Inspeção antes do uso: quando descartar a cinta
- Etiqueta ilegível ou ausente (sem CMT e rastreabilidade, a cinta não deve ser usada);
- Cortes, fios rompidos, desfiados ou áreas muito desgastadas;
- Queimaduras, derretimentos ou sinais de exposição a calor excessivo;
- Costuras soltas ou danificadas;
- Contaminação por produtos químicos agressivos.
Nunca dê nós na cinta, nunca a arraste no chão e sempre proteja as arestas vivas da carga.
Cinta de içamento não é cinta de amarração
Um erro comum é confundir os dois produtos. Cintas de amarração (com catraca) têm outra finalidade, outra norma (NBR 15883-2) e fator de segurança de 2:1 — bem menor que os 4:1 a 7:1 das cintas de içamento. Elas nunca devem ser usadas para içar carga. Sobre as cintas de amarração, já falamos no post Tipos de cintas para amarração de carga: qual escolher para cada situação?:
"Escolher a cinta correta para amarração de carga é essencial para garantir segurança no transporte, evitar danos e cumprir normas de segurança."
A mesma lógica vale para o içamento: cada cinta tem uma finalidade, e a escolha certa começa por saber exatamente para o que ela foi projetada.
Conclusão
Escolher uma cinta de poliéster para içamento envolve mais do que a cor: é preciso definir o modelo (flat, anel, sling, tubular, grab, pipe), a forma de utilização, o fator de segurança, a proteção necessária e conferir a etiqueta antes de cada uso. Com esses cuidados, a cinta entrega o que promete: içamentos seguros, sem marcar a carga.
FAQ (Perguntas Frequentes)
Posso usar cinta de amarração com catraca para içar carga?

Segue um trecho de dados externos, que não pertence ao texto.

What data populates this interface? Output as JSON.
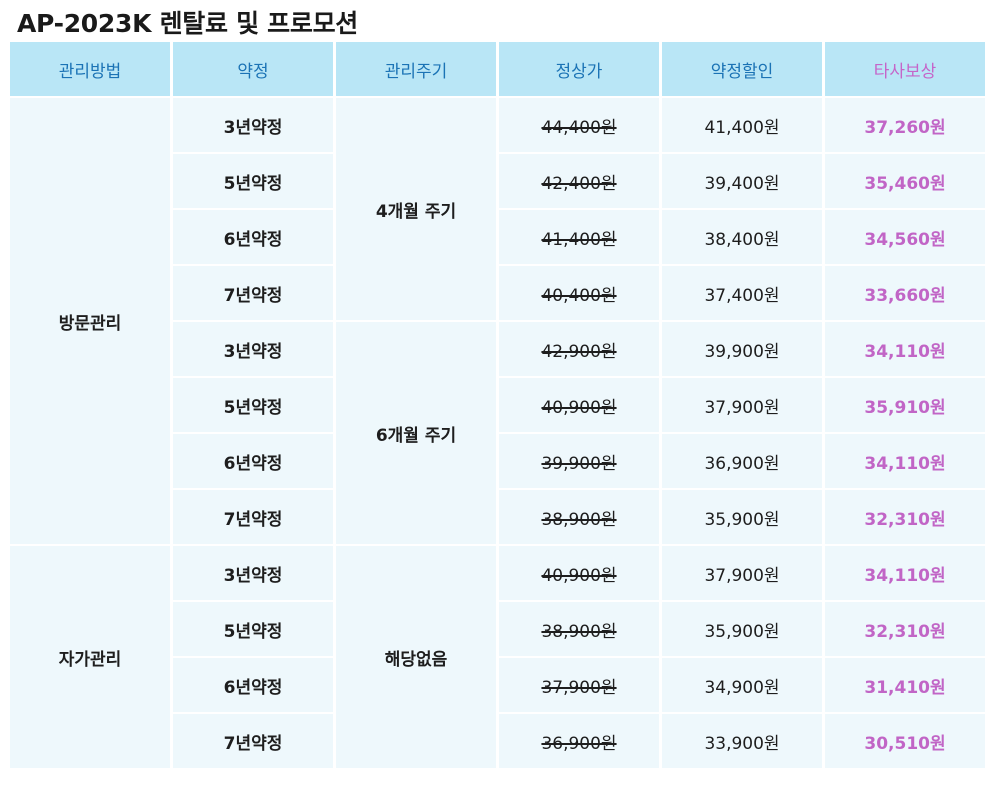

Não. A cinta de amarração é projetada para prender carga durante o transporte, com fator de segurança 2:1. Para içamento, use uma linga de cinta própria, com fator de segurança de 4:1 a 7:1 e etiqueta com a CMT.
A cor da cinta é suficiente para saber a capacidade?
Não. A cor é uma referência rápida, mas a capacidade válida é a informada na etiqueta, que também traz a forma de utilização e a rastreabilidade. Se a etiqueta estiver ilegível, a cinta não deve ser usada.
Quando preciso usar proteção na cinta?
Sempre que a cinta tiver contato com arestas vivas, cantos cortantes ou superfícies abrasivas. Proteções em poliuretano, couro ou aramida evitam cortes e desgaste e prolongam a vida útil da cinta.